The maggid does not stop there. Rabbi Karo had not had children with his third wife, and the maggid offers an explanation that the Kabbalistic tradition considered internally consistent even if it surprises modern readers: she carries the soul of a male, and two male souls cannot produce offspring together. The soul's gender in the Lurianic framework is not identical to the body's gender. A soul has its own quality, its own orientation toward giving or receiving, its own position in the cosmic structure. A soul with a fundamentally masculine orientation, one that is structured to give rather than to receive in the Kabbalistic sense, will encounter certain restrictions when housed in a body that operates in the receiving mode.

The maggid anticipates the obvious objection: she had children from her first marriage. His answer is that her first husband carried a feminine soul-quality, and the complementarity between a masculine soul in a female body and a feminine soul in a male body was enough to produce offspring. The categories here are not biological but metaphysical, rooted in the Lurianic mapping of the divine structure onto the human situation.

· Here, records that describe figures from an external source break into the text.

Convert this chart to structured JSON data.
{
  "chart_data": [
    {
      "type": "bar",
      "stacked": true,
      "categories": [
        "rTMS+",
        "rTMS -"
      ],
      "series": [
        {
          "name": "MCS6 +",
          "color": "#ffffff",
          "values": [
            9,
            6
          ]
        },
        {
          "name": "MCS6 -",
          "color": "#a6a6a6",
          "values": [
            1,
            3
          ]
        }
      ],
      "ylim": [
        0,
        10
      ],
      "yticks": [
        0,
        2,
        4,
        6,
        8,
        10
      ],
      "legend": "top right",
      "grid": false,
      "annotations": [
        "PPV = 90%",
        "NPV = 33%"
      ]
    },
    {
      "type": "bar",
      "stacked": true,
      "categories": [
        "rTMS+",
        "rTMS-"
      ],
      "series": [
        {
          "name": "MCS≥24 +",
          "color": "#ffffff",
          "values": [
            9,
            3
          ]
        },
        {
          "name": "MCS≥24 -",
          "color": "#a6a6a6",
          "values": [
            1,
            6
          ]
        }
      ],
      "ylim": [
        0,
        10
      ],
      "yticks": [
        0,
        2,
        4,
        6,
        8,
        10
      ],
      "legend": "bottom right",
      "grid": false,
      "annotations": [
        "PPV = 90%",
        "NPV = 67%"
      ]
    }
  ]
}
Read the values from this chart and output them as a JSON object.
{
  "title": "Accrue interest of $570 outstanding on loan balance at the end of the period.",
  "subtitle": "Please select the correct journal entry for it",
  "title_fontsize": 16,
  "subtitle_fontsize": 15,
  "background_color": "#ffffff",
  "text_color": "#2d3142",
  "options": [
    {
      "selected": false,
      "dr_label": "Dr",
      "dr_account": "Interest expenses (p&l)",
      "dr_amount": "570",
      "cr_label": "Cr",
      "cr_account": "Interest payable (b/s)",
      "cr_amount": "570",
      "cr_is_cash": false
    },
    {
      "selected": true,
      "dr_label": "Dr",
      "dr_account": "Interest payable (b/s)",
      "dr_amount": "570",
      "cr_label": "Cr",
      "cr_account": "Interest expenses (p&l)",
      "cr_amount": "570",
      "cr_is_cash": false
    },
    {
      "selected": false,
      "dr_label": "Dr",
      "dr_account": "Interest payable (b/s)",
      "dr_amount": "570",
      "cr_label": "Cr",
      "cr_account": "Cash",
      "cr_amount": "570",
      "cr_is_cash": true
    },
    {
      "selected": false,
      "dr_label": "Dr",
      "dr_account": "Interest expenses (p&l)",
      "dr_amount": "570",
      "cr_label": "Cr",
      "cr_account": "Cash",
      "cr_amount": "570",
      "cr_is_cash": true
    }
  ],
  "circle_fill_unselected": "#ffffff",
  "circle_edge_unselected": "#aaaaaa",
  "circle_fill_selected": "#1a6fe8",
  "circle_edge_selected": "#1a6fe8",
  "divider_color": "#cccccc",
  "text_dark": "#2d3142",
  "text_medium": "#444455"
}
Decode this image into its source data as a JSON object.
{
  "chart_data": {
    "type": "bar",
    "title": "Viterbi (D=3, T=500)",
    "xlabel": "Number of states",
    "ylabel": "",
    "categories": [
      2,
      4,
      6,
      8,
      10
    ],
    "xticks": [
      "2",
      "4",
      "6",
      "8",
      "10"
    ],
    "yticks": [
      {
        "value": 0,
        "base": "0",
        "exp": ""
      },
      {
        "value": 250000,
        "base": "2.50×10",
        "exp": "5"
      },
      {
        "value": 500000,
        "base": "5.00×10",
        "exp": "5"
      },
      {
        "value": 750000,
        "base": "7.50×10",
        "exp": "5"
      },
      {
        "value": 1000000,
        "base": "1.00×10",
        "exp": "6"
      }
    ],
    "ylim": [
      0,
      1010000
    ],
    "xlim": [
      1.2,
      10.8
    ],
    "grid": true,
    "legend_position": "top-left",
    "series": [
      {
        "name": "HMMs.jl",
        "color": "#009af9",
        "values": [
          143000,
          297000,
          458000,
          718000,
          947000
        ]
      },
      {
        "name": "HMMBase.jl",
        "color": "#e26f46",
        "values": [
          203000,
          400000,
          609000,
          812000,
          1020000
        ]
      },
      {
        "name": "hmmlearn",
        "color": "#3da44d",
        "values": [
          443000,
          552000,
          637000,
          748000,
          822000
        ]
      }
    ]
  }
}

What This Passage Reveals About the Maggid Meisharim

The Maggid Meisharim is a strange document precisely because it contains passages like this one alongside legal discussions and moral exhortations. Rabbi Karo was simultaneously running a major legal academy, writing commentaries on the Tur and the Rambam, and receiving private transmissions about the karmic backstories of his wives. The Kabbalah tradition that produced this document understood these activities as continuous with each other, not as separate compartments of a divided life. The law and the mysticism were reading the same reality from different angles.

What the maggid gave Rabbi Karo that night was not merely information about a woman's soul history. It was a framework for understanding the people in his life as souls in process rather than as finished individuals with fixed identities. His wife's love for him was real. Her past as a miserly scholar was real. The correction her soul was working toward through that love was real. All three things were true simultaneously, and the law that governed their marriage existed within a larger story that the law alone could not see. That is, in miniature, the relationship between the Shulchan Aruch and the Maggid Meisharim: the law as structure, the mystical transmission as the story the structure is trying to tell.